ねぇ、チーリちゃん、あの魔法があれば馬と会話して操る事できるわよね?」


「……」


 チーリの返事がない。というかさっきからなんだか心ここにあらずという感じでボーッとしている。

 反応を示さないチーリを心配したのかもう一度ティセはチーリに呼びかけた。


「チーリちゃん?」

「え、あ……できるですけど……」


 ……なんだろう、一体チーリは何を考え込んでいるんだろうか。まぁいいか。


「ちなみにだけれど、どうやって北の国境まで行くの?」


「えっとね、前に海に行く時に使ったでしょ、自転車。

 あれなら普通に走るよりも速く行けると思うし、馬に乗って追いかけてきても光の壁やチーリちゃんの動物と会話して操る魔法を使って妨害すればなんとか北の海まで行けるはずよ。

 だから今日中に自転車を地下通路の出口あたりに隠して……」


 確かに自転車なら普通に走って逃げるよりも、逃げ切る可能性は飛躍的に上がる。

 だけどまだ気がかりな事はある。それは……。


「だけど、あいつらいきなり夜襲して私たちをさらったりしない?」


 先程将官としたのは口約束だけだ。だから簡単にその約束を反故にされる可能性は考えられるのだけれど……ティセの話を聞くに、それも心配する必要はないらしい。


「あいつらはそこだけは律儀だからきっと明日来るわ。それに見たでしょ?村人たちからすごい反感の目を向けられてたの。あれじゃ卑怯な手は使えないと思うわ」

「そっか……。それなら大丈夫だね」



 その後、私たちは明日おそらくこの廃教会へやってくるだろうあいつらをどうやって足止めするかについて、作戦を練り続けたのだった。

だけど私とティセはその事に白熱していたあまり気がついていなかった。



 チーリがずっと上の空だったことに……。



 ******



 やがて将官たちを教会へおびき寄せて、足止めする作戦をようやく練り終えた私たちは、翌朝、将官どもを万全の態勢で迎え撃つ為に早めに寝る事にしたのだった。


「それじゃ、今日はもう寝て明日の為に力を温存するわよ。2人とも、おいでー」


 そう言いながらティセがベッドに潜り込もうとすると、ティセの服をちょいちょいとチーリがつまんだ。


「ティセママ、寝る前にお願いがあるのです」

「え? なに、チーリちゃん」


 突然のお願いに少し驚いた顔をするティセ。


「ティセママが持っていたお人形。チーリほしいです」


 今になってそんなお願いをするチーリ。一体何でこんな時に……?


「へ? 別に構わないけど……はい」

「ありがとうです。チーリ、この人形大事にするのです……ずっと」


 ティセから人形を受け取ると、嬉しそうな顔をするチーリ。

 とてもかわいらしい表情だったけれど……何故だろう。そんなチーリを見て、私は何故か急に不安な気持ちが心の奥に芽生え始めていたのだった。



 ******



「……」


 その夜。作戦会議を終え、私たちが早めの睡眠を取っていると、ベッドから体を起こす人影が一つ。

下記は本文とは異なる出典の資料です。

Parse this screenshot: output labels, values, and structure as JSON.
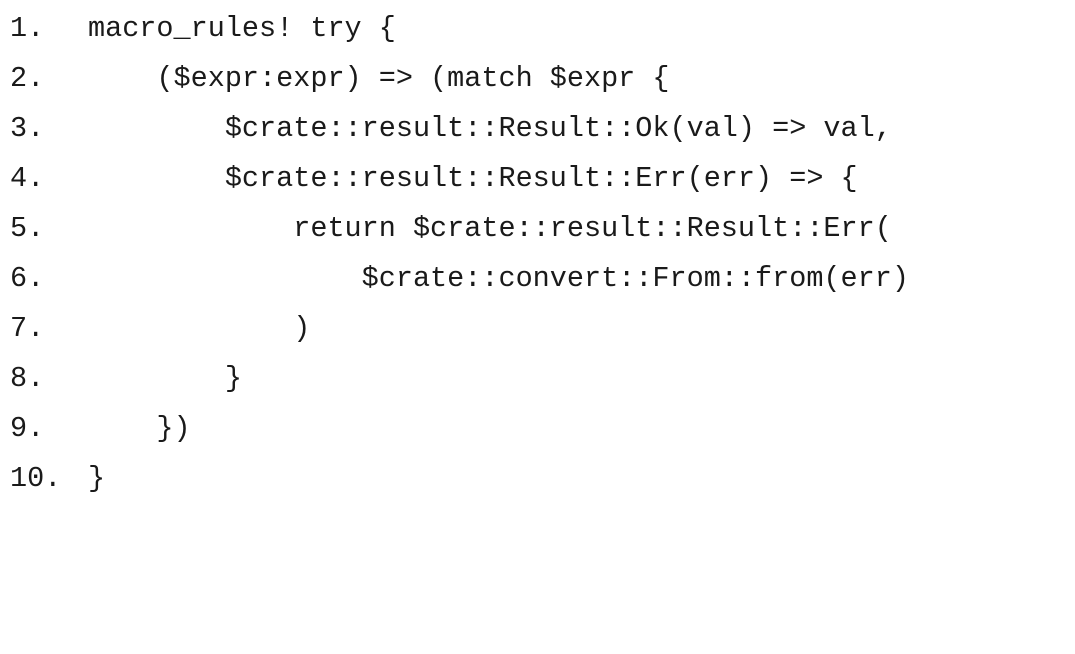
{
  "code": {
    "lines": [
      {
        "number": "1.",
        "text": "macro_rules! try {"
      },
      {
        "number": "2.",
        "text": "    ($expr:expr) => (match $expr {"
      },
      {
        "number": "3.",
        "text": "        $crate::result::Result::Ok(val) => val,"
      },
      {
        "number": "4.",
        "text": "        $crate::result::Result::Err(err) => {"
      },
      {
        "number": "5.",
        "text": "            return $crate::result::Result::Err("
      },
      {
        "number": "6.",
        "text": "                $crate::convert::From::from(err)"
      },
      {
        "number": "7.",
        "text": "            )"
      },
      {
        "number": "8.",
        "text": "        }"
      },
      {
        "number": "9.",
        "text": "    })"
      },
      {
        "number": "10.",
        "text": "}"
      }
    ]
  }
}
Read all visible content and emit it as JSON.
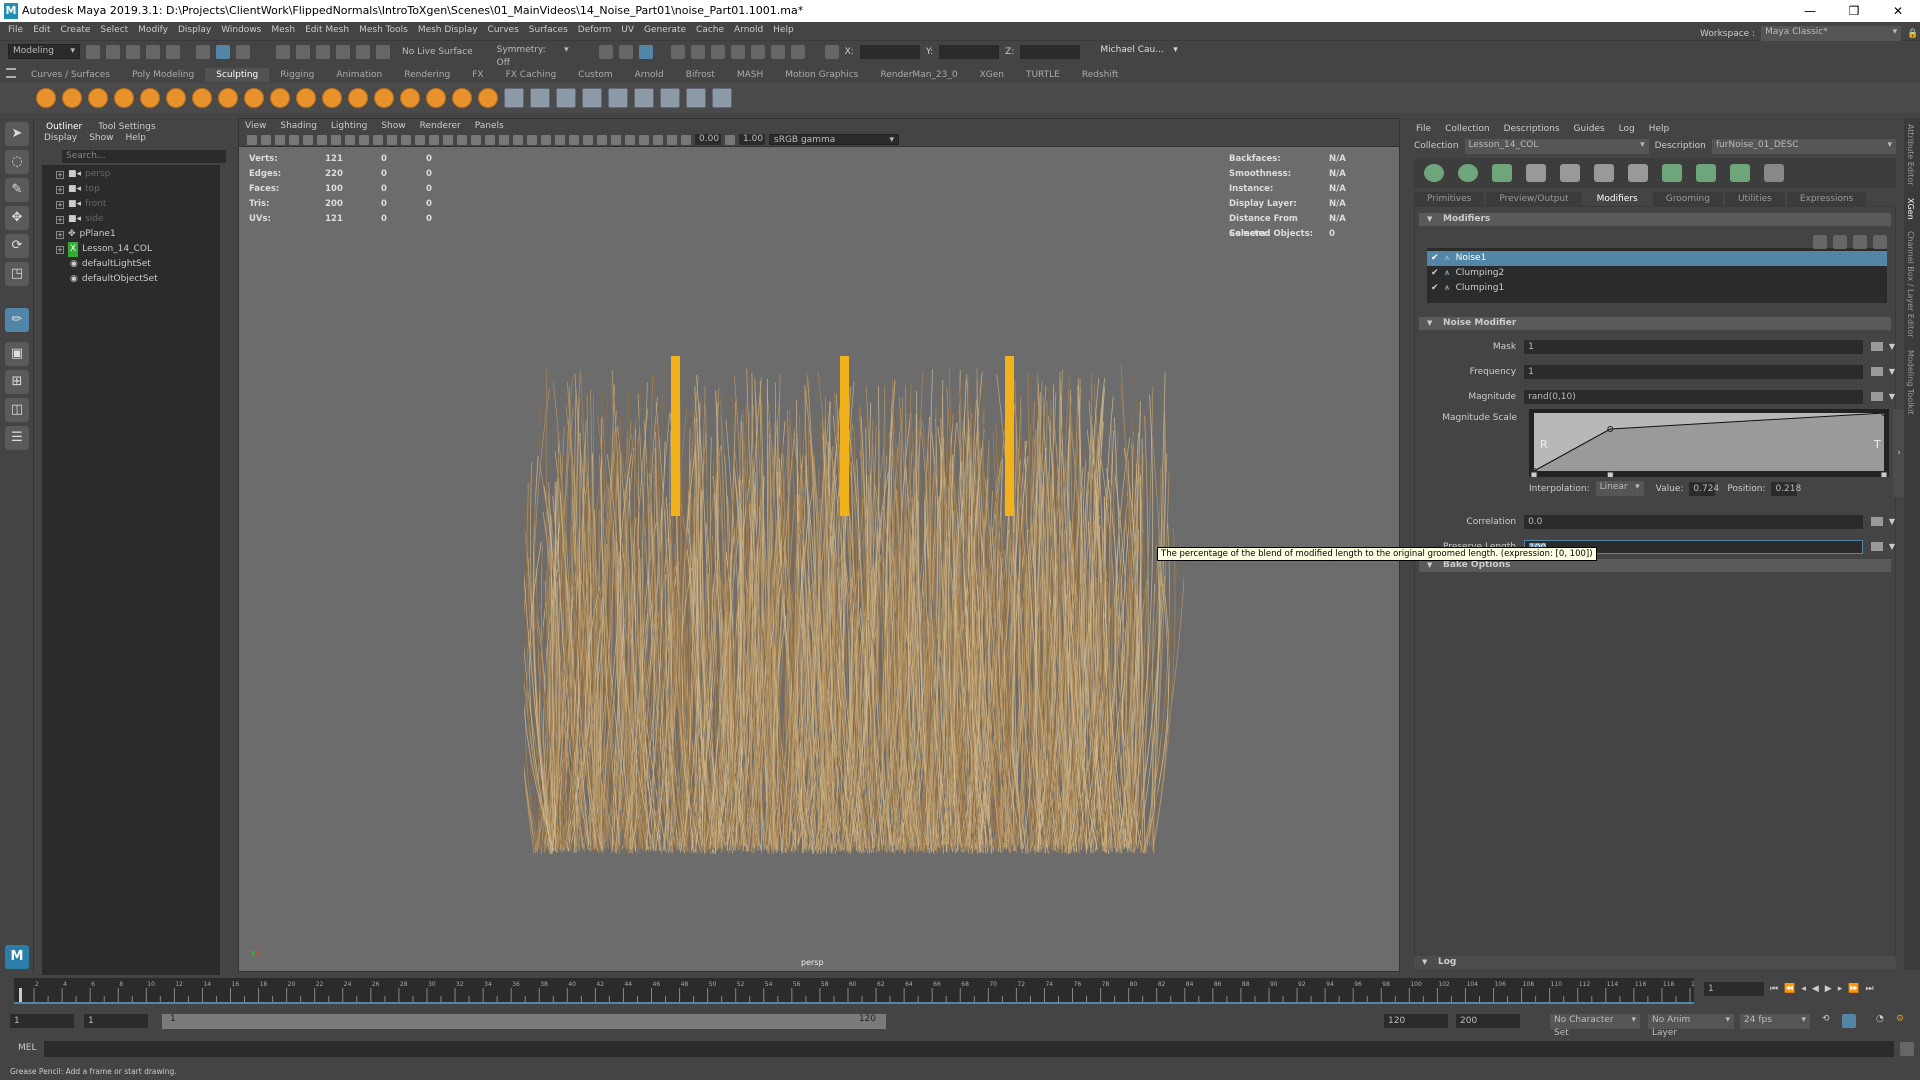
{
  "window": {
    "title": "Autodesk Maya 2019.3.1: D:\\Projects\\ClientWork\\FlippedNormals\\IntroToXgen\\Scenes\\01_MainVideos\\14_Noise_Part01\\noise_Part01.1001.ma*",
    "minimize": "—",
    "maximize": "❐",
    "close": "✕"
  },
  "menubar": [
    "File",
    "Edit",
    "Create",
    "Select",
    "Modify",
    "Display",
    "Windows",
    "Mesh",
    "Edit Mesh",
    "Mesh Tools",
    "Mesh Display",
    "Curves",
    "Surfaces",
    "Deform",
    "UV",
    "Generate",
    "Cache",
    "Arnold",
    "Help"
  ],
  "statusline": {
    "menuset": "Modeling",
    "live_surface": "No Live Surface",
    "symmetry": "Symmetry: Off",
    "x_label": "X:",
    "y_label": "Y:",
    "z_label": "Z:",
    "user": "Michael Cau...",
    "workspace_label": "Workspace :",
    "workspace": "Maya Classic*"
  },
  "shelf_tabs": [
    "Curves / Surfaces",
    "Poly Modeling",
    "Sculpting",
    "Rigging",
    "Animation",
    "Rendering",
    "FX",
    "FX Caching",
    "Custom",
    "Arnold",
    "Bifrost",
    "MASH",
    "Motion Graphics",
    "RenderMan_23_0",
    "XGen",
    "TURTLE",
    "Redshift"
  ],
  "shelf_active": "Sculpting",
  "outliner": {
    "tabs": [
      "Outliner",
      "Tool Settings"
    ],
    "menu": [
      "Display",
      "Show",
      "Help"
    ],
    "search_placeholder": "Search...",
    "items": [
      {
        "label": "persp",
        "icon": "camera-icon",
        "dim": true
      },
      {
        "label": "top",
        "icon": "camera-icon",
        "dim": true
      },
      {
        "label": "front",
        "icon": "camera-icon",
        "dim": true
      },
      {
        "label": "side",
        "icon": "camera-icon",
        "dim": true
      },
      {
        "label": "pPlane1",
        "icon": "transform-icon",
        "dim": false
      },
      {
        "label": "Lesson_14_COL",
        "icon": "xgen-collection-icon",
        "dim": false
      },
      {
        "label": "defaultLightSet",
        "icon": "set-icon",
        "dim": false
      },
      {
        "label": "defaultObjectSet",
        "icon": "set-icon",
        "dim": false
      }
    ]
  },
  "viewport": {
    "menu": [
      "View",
      "Shading",
      "Lighting",
      "Show",
      "Renderer",
      "Panels"
    ],
    "exposure": "0.00",
    "gamma": "1.00",
    "color_space": "sRGB gamma",
    "camera": "persp",
    "hud_left": [
      [
        "Verts:",
        "121",
        "0",
        "0"
      ],
      [
        "Edges:",
        "220",
        "0",
        "0"
      ],
      [
        "Faces:",
        "100",
        "0",
        "0"
      ],
      [
        "Tris:",
        "200",
        "0",
        "0"
      ],
      [
        "UVs:",
        "121",
        "0",
        "0"
      ]
    ],
    "hud_right": [
      [
        "Backfaces:",
        "N/A"
      ],
      [
        "Smoothness:",
        "N/A"
      ],
      [
        "Instance:",
        "N/A"
      ],
      [
        "Display Layer:",
        "N/A"
      ],
      [
        "Distance From Camera:",
        "N/A"
      ],
      [
        "Selected Objects:",
        "0"
      ]
    ],
    "guide_color": "#f2b21c",
    "hair_color": "#b89866"
  },
  "xgen": {
    "menu": [
      "File",
      "Collection",
      "Descriptions",
      "Guides",
      "Log",
      "Help"
    ],
    "collection_label": "Collection",
    "collection": "Lesson_14_COL",
    "description_label": "Description",
    "description": "furNoise_01_DESC",
    "tabs": [
      "Primitives",
      "Preview/Output",
      "Modifiers",
      "Grooming",
      "Utilities",
      "Expressions"
    ],
    "active_tab": "Modifiers",
    "modifiers_section": "Modifiers",
    "modifiers": [
      {
        "name": "Noise1",
        "checked": true,
        "selected": true
      },
      {
        "name": "Clumping2",
        "checked": true,
        "selected": false
      },
      {
        "name": "Clumping1",
        "checked": true,
        "selected": false
      }
    ],
    "noise_section": "Noise Modifier",
    "attrs": {
      "mask_label": "Mask",
      "mask": "1",
      "frequency_label": "Frequency",
      "frequency": "1",
      "magnitude_label": "Magnitude",
      "magnitude": "rand(0,10)",
      "magnitude_scale_label": "Magnitude Scale",
      "correlation_label": "Correlation",
      "correlation": "0.0",
      "preserve_label": "Preserve Length",
      "preserve": "100"
    },
    "ramp": {
      "left_label": "R",
      "right_label": "T",
      "points": [
        [
          0,
          0
        ],
        [
          0.218,
          0.724
        ],
        [
          1,
          1
        ]
      ],
      "interpolation_label": "Interpolation:",
      "interpolation": "Linear",
      "value_label": "Value:",
      "value": "0.724",
      "position_label": "Position:",
      "position": "0.218"
    },
    "bake_section": "Bake Options",
    "log_label": "Log",
    "tooltip": "The percentage of the blend of modified length to the original groomed length. (expression: [0, 100])"
  },
  "side_tabs": [
    "Attribute Editor",
    "XGen",
    "Channel Box / Layer Editor",
    "Modeling Toolkit"
  ],
  "timeline": {
    "start": 1,
    "end": 120,
    "step": 2,
    "current": "1"
  },
  "range": {
    "start": "1",
    "anim_start": "1",
    "range_start": "1",
    "range_end": "120",
    "end": "120",
    "anim_end": "200",
    "character_set": "No Character Set",
    "anim_layer": "No Anim Layer",
    "fps": "24 fps"
  },
  "mel": {
    "label": "MEL"
  },
  "helpline": "Grease Pencil: Add a frame or start drawing."
}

「どうしたらいいですか……チーリ、あきらめたくないです。でも……」


 それはチーリだった。

 チーリはベッドから降りると、私たちを起こさないように音を立てずに壁際に移動すると一人日課だった魔導書を読み始めた。

 普段のチーリからは想像もつかないほどに焦りの色が見える顔をしながら……。


 魔導書のある部分で手を止めたチーリは何度も何度もそのページを見返していたけれど、やがてチーリは何かを諦めたような顔をしながら読んでいた本を閉じてローブの中へと本をしまった。


「……仕方ないのです。ティセママとシィおねぇちゃんの為ならチーリは……」


 独りちたチーリは、今度はティセからもらった人形を抱きしめながらため息を一度ついた後、何かを覚悟したような顔をしてから再びベッドに戻り、私たちと一緒に眠り始めたのだった。



 この時チーリが決めた覚悟を私たちは翌日知る事となる。




 ……それは、とても辛くて、悲しい決断。